Confirmed. If I edit my canal file and set connection == 0.2.5.* and rebuild I cannot reproduce this issue. In addition, the HandshakeFailed messages that I was unsure about have disappeared. I don't get a single one!

Can you also try testing against this fix: snoyberg/http-client#226?

erikd commented

Will do! I assume that'a version of http-conduit and connection == 0.2.6.*?

Yes, that would be the idea. Though the patch in question only touch http-client, not http-conduit.

Here's an example of how to easily test this: yesodweb/shakespeare#194 (comment)

erikd commented

Doesn't seem to fix all of the issues.

Here's what I did (with connection == 0.2.6.*):

cabal sandbox delete
cabal sandbox init
git clone https://github.com/snoyberg/http-client
(cd http-client \
    && wget -O - https://github.com/snoyberg/http-client/pull/226.patch \
    | git am -s)
sed -i s/2.2.0.1/2.2.0.1123/ http-client/http-conduit/http-conduit.cabal
cabal sandbox add-source http-client/http-conduit
cabal install --dependencies-only

With that last line I watched the cabal install and noted that http-conduit-2.2.0.1123 was installed.
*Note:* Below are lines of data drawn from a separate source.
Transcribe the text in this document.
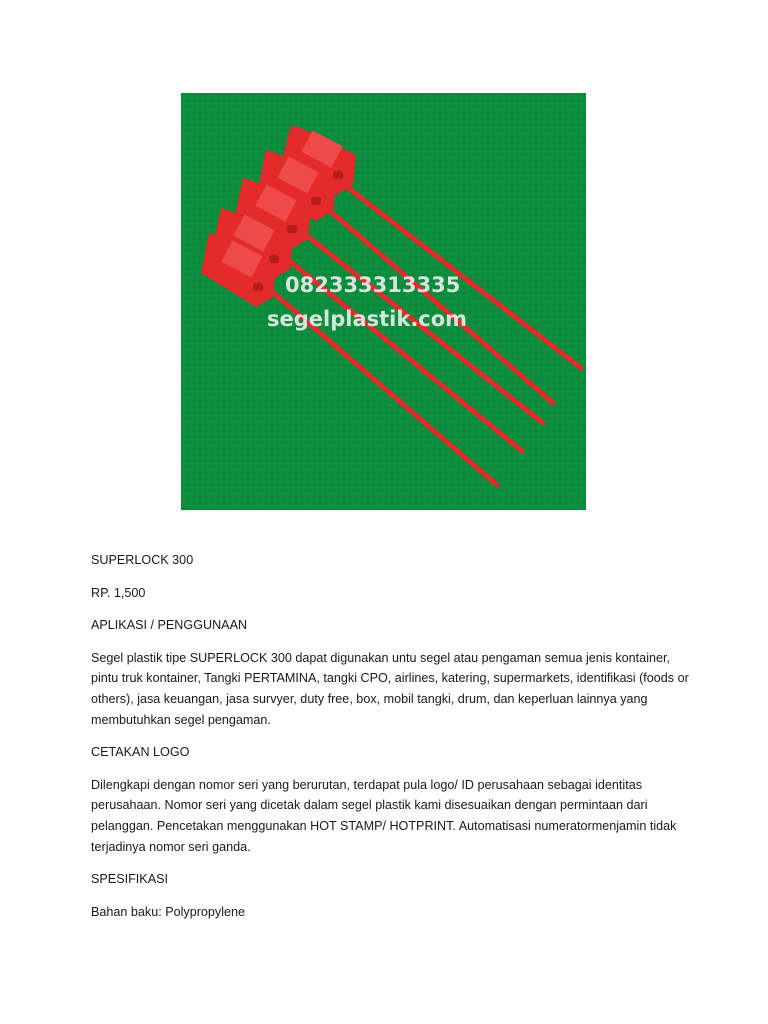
082333313335
segelplastik.com

SUPERLOCK 300

RP. 1,500

APLIKASI / PENGGUNAAN

Segel plastik tipe SUPERLOCK 300 dapat digunakan untu segel atau pengaman semua jenis kontainer, pintu truk kontainer, Tangki PERTAMINA, tangki CPO, airlines, katering, supermarkets, identifikasi (foods or others), jasa keuangan, jasa survyer, duty free, box, mobil tangki, drum, dan keperluan lainnya yang membutuhkan segel pengaman.

CETAKAN LOGO

Dilengkapi dengan nomor seri yang berurutan, terdapat pula logo/ ID perusahaan sebagai identitas perusahaan. Nomor seri yang dicetak dalam segel plastik kami disesuaikan dengan permintaan dari pelanggan. Pencetakan menggunakan HOT STAMP/ HOTPRINT. Automatisasi numeratormenjamin tidak terjadinya nomor seri ganda.

SPESIFIKASI

Bahan baku: Polypropylene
I then ran cabal build and ran the test in the Readme.md. I have managed to re-create all the issues I was concerned about including the leakage of TLS alert packets into the HTTP stream (on the 4th run of the test).
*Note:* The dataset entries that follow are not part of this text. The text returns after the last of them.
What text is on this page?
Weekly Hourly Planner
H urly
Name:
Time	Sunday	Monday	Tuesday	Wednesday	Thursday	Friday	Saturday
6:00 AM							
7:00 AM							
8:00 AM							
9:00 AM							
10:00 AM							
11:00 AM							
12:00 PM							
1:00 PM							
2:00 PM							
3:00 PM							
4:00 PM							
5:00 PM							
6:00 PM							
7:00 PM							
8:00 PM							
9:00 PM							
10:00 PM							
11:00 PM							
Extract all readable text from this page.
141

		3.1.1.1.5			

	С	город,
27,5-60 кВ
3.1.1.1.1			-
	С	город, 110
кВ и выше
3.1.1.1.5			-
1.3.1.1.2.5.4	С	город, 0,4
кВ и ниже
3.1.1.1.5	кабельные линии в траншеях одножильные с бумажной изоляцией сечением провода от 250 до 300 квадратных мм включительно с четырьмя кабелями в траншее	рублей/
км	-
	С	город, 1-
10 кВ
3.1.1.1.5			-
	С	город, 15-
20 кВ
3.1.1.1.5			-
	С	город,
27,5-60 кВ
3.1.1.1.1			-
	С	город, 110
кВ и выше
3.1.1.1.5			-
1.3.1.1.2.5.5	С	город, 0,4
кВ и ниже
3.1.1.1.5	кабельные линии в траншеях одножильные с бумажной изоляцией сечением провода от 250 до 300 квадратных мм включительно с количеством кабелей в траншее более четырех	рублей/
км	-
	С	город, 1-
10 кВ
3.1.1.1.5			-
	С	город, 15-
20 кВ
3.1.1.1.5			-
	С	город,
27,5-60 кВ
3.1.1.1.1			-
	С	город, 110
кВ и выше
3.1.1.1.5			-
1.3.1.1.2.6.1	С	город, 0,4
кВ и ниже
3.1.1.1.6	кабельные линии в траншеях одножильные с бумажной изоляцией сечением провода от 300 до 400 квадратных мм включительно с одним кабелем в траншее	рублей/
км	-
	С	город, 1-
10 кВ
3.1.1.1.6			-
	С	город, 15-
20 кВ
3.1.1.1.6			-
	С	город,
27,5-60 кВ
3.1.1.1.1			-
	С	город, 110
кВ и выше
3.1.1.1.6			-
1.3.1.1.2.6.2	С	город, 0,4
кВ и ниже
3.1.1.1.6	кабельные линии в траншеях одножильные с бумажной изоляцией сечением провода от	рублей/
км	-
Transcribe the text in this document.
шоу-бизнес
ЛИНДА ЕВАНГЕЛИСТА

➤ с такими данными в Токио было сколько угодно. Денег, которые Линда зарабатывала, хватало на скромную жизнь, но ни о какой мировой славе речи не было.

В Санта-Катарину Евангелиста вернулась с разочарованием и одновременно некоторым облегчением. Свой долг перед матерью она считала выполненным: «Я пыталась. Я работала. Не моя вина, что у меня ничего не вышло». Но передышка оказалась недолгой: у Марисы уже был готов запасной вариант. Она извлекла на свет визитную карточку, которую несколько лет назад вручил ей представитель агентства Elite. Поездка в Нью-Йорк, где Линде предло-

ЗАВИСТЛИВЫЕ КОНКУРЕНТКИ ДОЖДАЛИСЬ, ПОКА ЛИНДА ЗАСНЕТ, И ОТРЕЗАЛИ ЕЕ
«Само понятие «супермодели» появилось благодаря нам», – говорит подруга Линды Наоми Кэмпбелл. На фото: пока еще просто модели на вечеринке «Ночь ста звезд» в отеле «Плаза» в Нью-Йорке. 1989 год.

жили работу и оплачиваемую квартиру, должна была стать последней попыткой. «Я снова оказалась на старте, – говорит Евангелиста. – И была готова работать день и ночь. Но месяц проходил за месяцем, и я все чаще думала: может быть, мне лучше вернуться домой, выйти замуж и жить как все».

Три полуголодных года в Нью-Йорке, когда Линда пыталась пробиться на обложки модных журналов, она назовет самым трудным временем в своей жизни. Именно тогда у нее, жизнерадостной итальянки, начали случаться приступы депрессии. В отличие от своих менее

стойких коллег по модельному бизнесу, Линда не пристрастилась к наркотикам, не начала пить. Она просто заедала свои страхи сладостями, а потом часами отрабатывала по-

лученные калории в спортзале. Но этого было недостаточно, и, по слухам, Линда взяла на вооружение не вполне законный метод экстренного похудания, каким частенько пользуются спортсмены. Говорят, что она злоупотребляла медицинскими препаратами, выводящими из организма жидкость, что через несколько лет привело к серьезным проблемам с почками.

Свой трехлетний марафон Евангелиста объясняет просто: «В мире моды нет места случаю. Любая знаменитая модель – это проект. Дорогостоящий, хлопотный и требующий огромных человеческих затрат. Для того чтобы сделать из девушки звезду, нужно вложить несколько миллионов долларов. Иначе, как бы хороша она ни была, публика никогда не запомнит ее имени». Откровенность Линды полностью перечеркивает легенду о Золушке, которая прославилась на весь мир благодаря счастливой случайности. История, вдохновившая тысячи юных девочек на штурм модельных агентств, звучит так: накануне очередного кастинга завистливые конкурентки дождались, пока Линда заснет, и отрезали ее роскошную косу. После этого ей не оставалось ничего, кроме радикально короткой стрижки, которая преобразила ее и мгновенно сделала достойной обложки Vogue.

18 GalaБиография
But you need to add http-client, not http-conduit.

erikd commented

I'll have to hack my code to use http-client.

No, it's used by http-conduit

On Fri, Sep 2, 2016, 1:37 PM Erik de Castro Lopo notifications@github.com
wrote:

I'll have to hack my code to use http-client.
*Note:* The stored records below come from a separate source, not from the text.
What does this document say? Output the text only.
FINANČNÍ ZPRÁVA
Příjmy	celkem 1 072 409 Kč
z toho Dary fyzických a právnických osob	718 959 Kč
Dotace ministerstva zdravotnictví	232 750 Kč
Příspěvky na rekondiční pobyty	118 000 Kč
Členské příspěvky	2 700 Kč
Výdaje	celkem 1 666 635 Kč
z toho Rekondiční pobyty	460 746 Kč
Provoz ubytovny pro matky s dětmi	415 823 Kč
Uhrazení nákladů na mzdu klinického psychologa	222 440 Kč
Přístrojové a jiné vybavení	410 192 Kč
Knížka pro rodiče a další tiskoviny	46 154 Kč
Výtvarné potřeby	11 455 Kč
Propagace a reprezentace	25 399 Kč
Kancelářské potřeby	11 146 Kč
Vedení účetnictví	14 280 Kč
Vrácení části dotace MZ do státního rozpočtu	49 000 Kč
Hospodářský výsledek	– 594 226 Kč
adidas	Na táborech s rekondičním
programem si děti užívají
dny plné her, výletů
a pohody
You are receiving this because you were mentioned.
Reply to this email directly, view it on GitHub
#1 (comment),
or mute the thread
https://github.com/notifications/unsubscribe-auth/AADBB1bP0Zg-AKG-_k-eQazfdcmTO9Yrks5ql_xugaJpZM4JxN5E
.

erikd commented

My test was using HTTPS, which means I should switch to http-client-tls. Has that also been fixed?

erikd commented

So http-conduit uses http-client?

Yes

On Fri, Sep 2, 2016, 1:47 PM Erik de Castro Lopo notifications@github.com
wrote:

So http-conduit uses http-client?


You are receiving this because you were mentioned.
Reply to this email directly, view it on GitHub
#1 (comment),
or mute the thread
https://github.com/notifications/unsubscribe-auth/AADBB0F2-i93HYvxEgXeG7xjiGQ09fasks5ql_6vgaJpZM4JxN5E
.

Yuras commented

@erikd I was able to reproduce the issue in your test case. I got

dummy-https-server: HandshakeFailed (Error_Packet_Parsing "Failed reading: cannot decode alert level\nFrom:\talerts\n\n")

in three runs in a row.

After compiling via http-client with the patch applied, I don't see the error any more (tried 3 times). So I believe the patch fixes the issue.

erikd commented

Ok, I seem to have my test setup with the patched version of http-client.

I don't see the HandshakeFailed messages. That's good. However, I do see this message from the test-warp-wai process going into a failure state where it prints:

runHttpsClient : ConnectionFailure getProtocolByName: does not exist (no such protocol
name: tcp)

until terminated. This is due to file descriptor starvation.This did not happen with connection == 0.2.5.* even after running for over 5 minutes. With connection == 0.2.6.* and the patch, it was happening with about 2 minutes.

That sounds like a separate bug that should get opened against the
connection repo.

On Fri, Sep 2, 2016 at 2:30 PM, Erik de Castro Lopo <
notifications@github.com> wrote:

Ok, I seem to have my test setup with the patched version of http-client.

I don't see the HandshakeFailed messages. That's good. However, I do see
this message from the test-warp-wai process going into a failure state
where it prints:

runHttpsClient : ConnectionFailure getProtocolByName: does not exist (no such protocol name: tcp)

until terminated. This is due to file descriptor starvation.This did not
happen with connection == 0.2.5.* even after running for over 5 minutes.
With connection == 0.2.6.* and the patch, it was happening with about 2
minutes.


You are receiving this because you were mentioned.
Reply to this email directly, view it on GitHub
#1 (comment),
or mute the thread
https://github.com/notifications/unsubscribe-auth/AADBB7yPotjFP6VND55nzdZUlDQtw3E1ks5qmAjZgaJpZM4JxN5E
.

I had the same experience with Amazonka. Sounds pretty related

Data leakage has been fixed in (in think) tls.